Конь ждал на обычном месте. Однако князь, проскакав к Подолу, не остановился у своего двора. Через Чешковы или Водяные ворота, выехал в застенье, устремился к берегу Яузы в Спасский монастырь. Главная обителева церковь, храм Спаса, была открыта, однако почти пуста. Лишь у Пречистой иконы стоял иеромонах в глубоком поклоне перед зажженной свечой. Князь тихо подошел:
— Не сподобишь ли, отче, принять от меня неотложную исповедь?
Монах молча повел его к левому клиросу.
Юрий исповедывался взахлеб. Никогда не раскрывал тайное тайных с такой решимостью. Высвечивая покаянием самые дальние, самые темные уголки души. Не оставлял ни одной соринки. Монах даже не задавал вопросов, лишь изредка поощрял:
— Говори, сыне, говори.
В потоке безудержных излияний кающийся встречался со взором глубоких больших очей, созерцал ранние морщины на иноческом челе, видел молитвенное движение уст, обрамленных малой бородкой.
— Отче, как тебя называть?
— Пострижен с именем Садофа.
Уже накрытый епитрахилью Юрий спросил:
— Будет ли прощен по молитвам моим постыдный грех мой?
Садоф отпустил, успокоив:
— Молись, сыне, ибо, как сказал Господь: всякий грех и хула простятся человекам, лишь хула на Духа Святаго не простится ни в сем веке, ни в будущем.
8
В распахнутом теремном оконце золотился безветренный, еще по-летнему солнечный август. Двойственный месяц: серпы греют на горячей работе, а вода уже холодит. Скоро Преображение — второй Спас, бери рукавицы про запас. Лицо Семена Федорыча Морозова, обычно бодрое, отражало близкую перемену погоды: от него веяло хмурыми и тягостными раздумьями.
— Чем затревожился, боярин Семен? — спросил Юрий, перемещаясь подалее от окна на широкую лавку.
Только что рассуждали о нововведении государевом: отсчитывать новый год не с первого дня марта, а с сентября.
— Говорю об одном, мыслю о другом, — водворив локоть на край стола, подпер голову рукой Морозов. — Темир-Аксак заботит своими передвижениями.
— Радовался бы! — ответил князь. — Сей грозный завоеватель не добил кровопийцу нашего Тохтамыша, бежавшего из Азии. Так вместо того, чтобы сидеть тихо, ордынский царь сызнова вздумал мериться силами с победителем: с новым войском двинулся на юг. Теперь, разбитый на реке Тереке в пух и прах, убежал к булгарам. Стало быть, нам можно перестать бояться. Двухвековая мечта о свержении ига становится ощутимой явью.

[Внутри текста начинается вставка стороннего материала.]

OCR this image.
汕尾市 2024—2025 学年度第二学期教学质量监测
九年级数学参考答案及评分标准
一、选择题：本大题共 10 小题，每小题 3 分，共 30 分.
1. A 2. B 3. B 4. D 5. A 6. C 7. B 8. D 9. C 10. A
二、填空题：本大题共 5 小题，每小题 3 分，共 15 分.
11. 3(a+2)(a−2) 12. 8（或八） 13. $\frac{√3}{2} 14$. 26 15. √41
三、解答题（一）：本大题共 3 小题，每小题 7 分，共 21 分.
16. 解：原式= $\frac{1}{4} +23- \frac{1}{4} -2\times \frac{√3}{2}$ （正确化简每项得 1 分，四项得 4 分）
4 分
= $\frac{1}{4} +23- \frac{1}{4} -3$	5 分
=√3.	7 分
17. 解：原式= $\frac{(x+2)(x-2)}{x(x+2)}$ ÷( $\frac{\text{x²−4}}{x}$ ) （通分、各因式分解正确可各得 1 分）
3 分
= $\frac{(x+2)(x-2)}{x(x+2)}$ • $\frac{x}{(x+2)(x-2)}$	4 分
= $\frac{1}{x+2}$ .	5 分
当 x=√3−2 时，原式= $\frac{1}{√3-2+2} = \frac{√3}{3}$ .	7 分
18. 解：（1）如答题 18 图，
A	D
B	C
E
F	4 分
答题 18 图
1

Семен Федорович покачал головой.
— Рано шапки подбрасывать. Темир-Аксак достиг Дона. Неведомо, куда двинет силу, на север и на юг.
— Конечно же — на богатый юг! Не на бедный же север.
— Твое бы слово — хоть на божницу!
Юрий смущенно откашлялся, попросил:
— Ты вот что мне растолкуй. Все время слышу: Темир-Аксак! Знаю: азиатский владыка-завоеватель. Откуда взялся, не просветишь?
Морозов изъяснил кратко и памятно, как делал это всегда:
— Сын небогатого азиатского князька. Хромой от рождения. Начал свое поприще мелким грабежом и разбоями. Однако четверть века назад владел уже землями от Хвалынского моря[55] до Китая. На тридцать пятом году жизни стал царем великой державы с титулом Сагеб-Керема или владыки мира. Сел в золотом венце на престоле Чингисханова сына, опоясался великоханским кушаком, украсился драгоценностями. Эмиры стояли перед ним на коленях. Еще недавно не имел ничего, кроме тощего коня и дряхлого верблюда, и вот уже владел двадцатью шестью странами в трех частях мира. Война следовала за войной и каждая была завоеванием. Багдад, столица великих халифов, покорился ему. Вся Азия признала его своим повелителем.